今回は、ドリップ抽出の流れを3つの段階に分解して実験してみましょう。コーヒー豆11gを使い、お湯170gを注いで抽出。いつも当店で淹れているレシピです。3つのサーバーを並べ、ドリッパーを横に移動させながら、抽出の序盤、中盤、終盤で落ちてくるコーヒー液をそれぞれ取り出してゆきます。
検証は、すべて私たちスタッフの主観的なものです。できれば濃度を計測できる器具が欲しいもの。後日、それを手に入れ、また同じ内容をお伝えできればと思います。
まず序盤で取り出したコーヒーです。これは、蒸らしを含め約60gのお湯を注いだもの。時間としては、蒸らしで30秒置いてから、少量ずつ注ぎ、1分まで。粉とペーパーがお湯を吸うため、目盛りは無視してください。

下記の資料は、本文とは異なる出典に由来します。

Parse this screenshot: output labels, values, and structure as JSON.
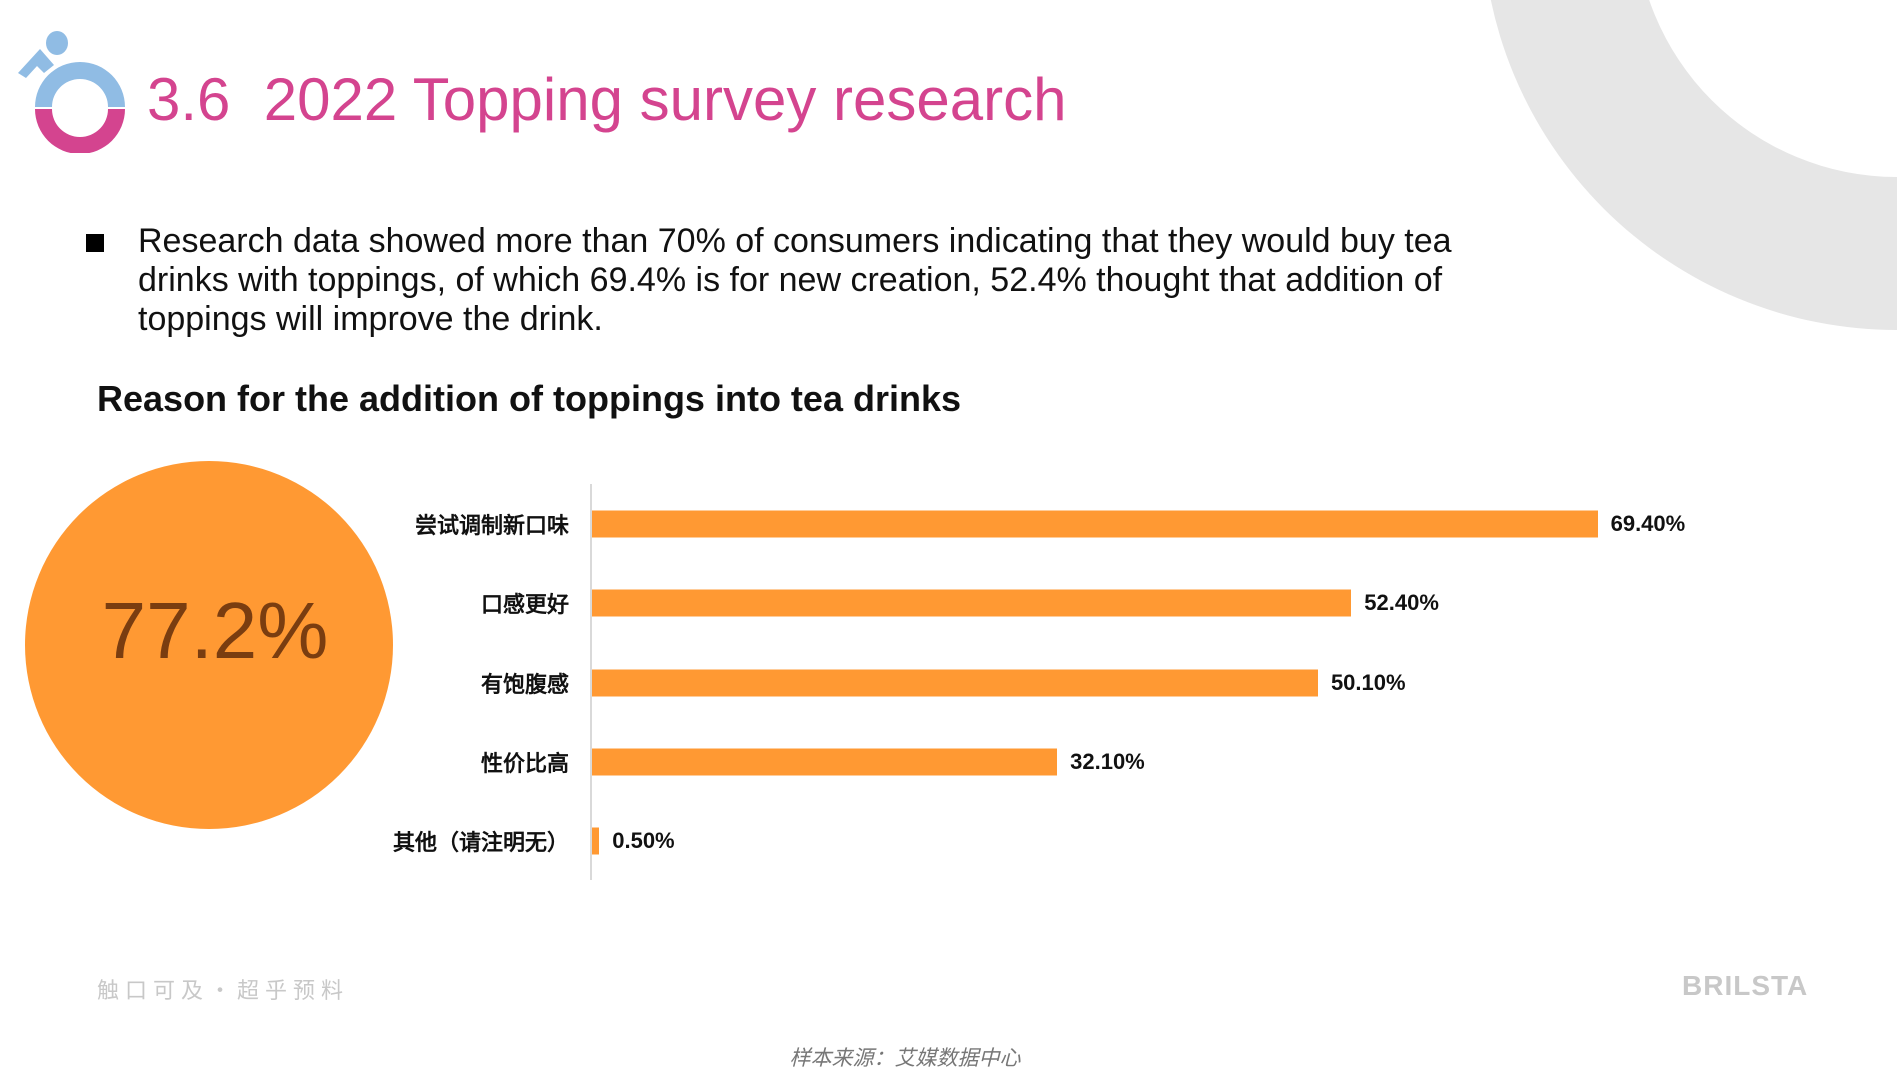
{
  "title": "3.6  2022 Topping survey research",
  "bullet": "Research data showed more than 70% of consumers indicating that they would buy tea drinks with toppings, of which 69.4% is for new creation, 52.4% thought that addition of toppings will improve the drink.",
  "colors": {
    "title": "#D4448F",
    "logo_blue": "#90BCE4",
    "logo_pink": "#D4448F",
    "bar": "#FF9933",
    "decor_ring": "#E6E6E6"
  },
  "highlight": {
    "value": "77.2%"
  },
  "chart_data": {
    "type": "bar",
    "orientation": "horizontal",
    "title": "Reason for the addition of toppings into tea drinks",
    "categories": [
      "尝试调制新口味",
      "口感更好",
      "有饱腹感",
      "性价比高",
      "其他（请注明无）"
    ],
    "values": [
      69.4,
      52.4,
      50.1,
      32.1,
      0.5
    ],
    "labels": [
      "69.40%",
      "52.40%",
      "50.10%",
      "32.10%",
      "0.50%"
    ],
    "unit": "%",
    "grid": false,
    "legend": "none"
  },
  "footer": {
    "slogan": "触口可及・超乎预料",
    "brand": "BRILSTA",
    "source": "样本来源：艾媒数据中心"
  }
}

実際にテイスティングしてみると、序盤はエスプレッソを思わせるような強い濃さを感じます。色を見ただけでも想像できるかと思います。豆の特徴がダイレクトに抽出され、香りが良く、非常に美味しい。
次に中盤。約50g注ぎ足した状態。30秒かけて注湯しております。
中盤は、序盤よりも濃度、味、香り全てが弱まる。俗に言う「アメリカン」とはこんな感じなのだろうか。
そして、終盤。さらに約60g注ぎ足した状態。こちらも30秒ほどかけて注湯。
終盤は「これは麦茶か」と思うほど薄い。そして、香りも味もかなり弱いものでした。おそらく、この段階で注ぎ過ぎると、雑味も出てきてしまうのでしょう。
この実験を通しての結論です。端的に言うならば、序盤の部分が最も濃度感が強く、味も香り成分も多いということ。そのため、1投目の蒸らしで30秒置いてから、次の30秒、いわゆる「1番搾り」のような瞬間を、ゆっくりと丁寧に少量ずつ注ぐと、美味しさの輪郭がはっきりします。この部分を細かく分けて注がずに、すぐに通過してしまうと、「黄金の液体」が十分に抽出されておらず、非常にもったいないことになるのです。
中盤と終盤は、濃度も味も香りも弱いため、序盤よりも注湯のスピードを気持ち速めにし、なるべくこの部分をスムーズに終えたいもの。序盤で抽出した強い濃度感を飲みやすくするために、中盤と終盤で濃度の調整をするイメージです。
3月25日の記事では、スケールで重さを量ることを勧めました。そこで言いそびれたことは、注湯の終わりの重さだけを見るのではなく、序盤や中盤の途中経過をお湯の重さと時間の両方で確認すること。毎回途中経過を同じにすれば、更に安定して美味しく抽出できます。一人前で例えると、「1分までにお湯を60gまで細かく分けて注ぎ(序盤)、1分30秒までに2回にわけて110gまで(中盤)、2分までに更に2回にわけて170gまで注ごう」とか、そういった自分なりのレシピを考えることができるのです。
コーヒーメーカーも数多く展開されておりますが、機械はこのドリップの原理に即して注ぐといった芸当ができません。自分の手で自由自在にコントロールできること。これがマニュアルの素晴らしいところです。ぜひ、スケールやタイマーと友達になり、この原理をイメージしながら抽出してみてください。日に日に上達を実感することで、抽出する自分自身、そして、それを飲んでくれる大切な人たち、その双方が満足することでしょう。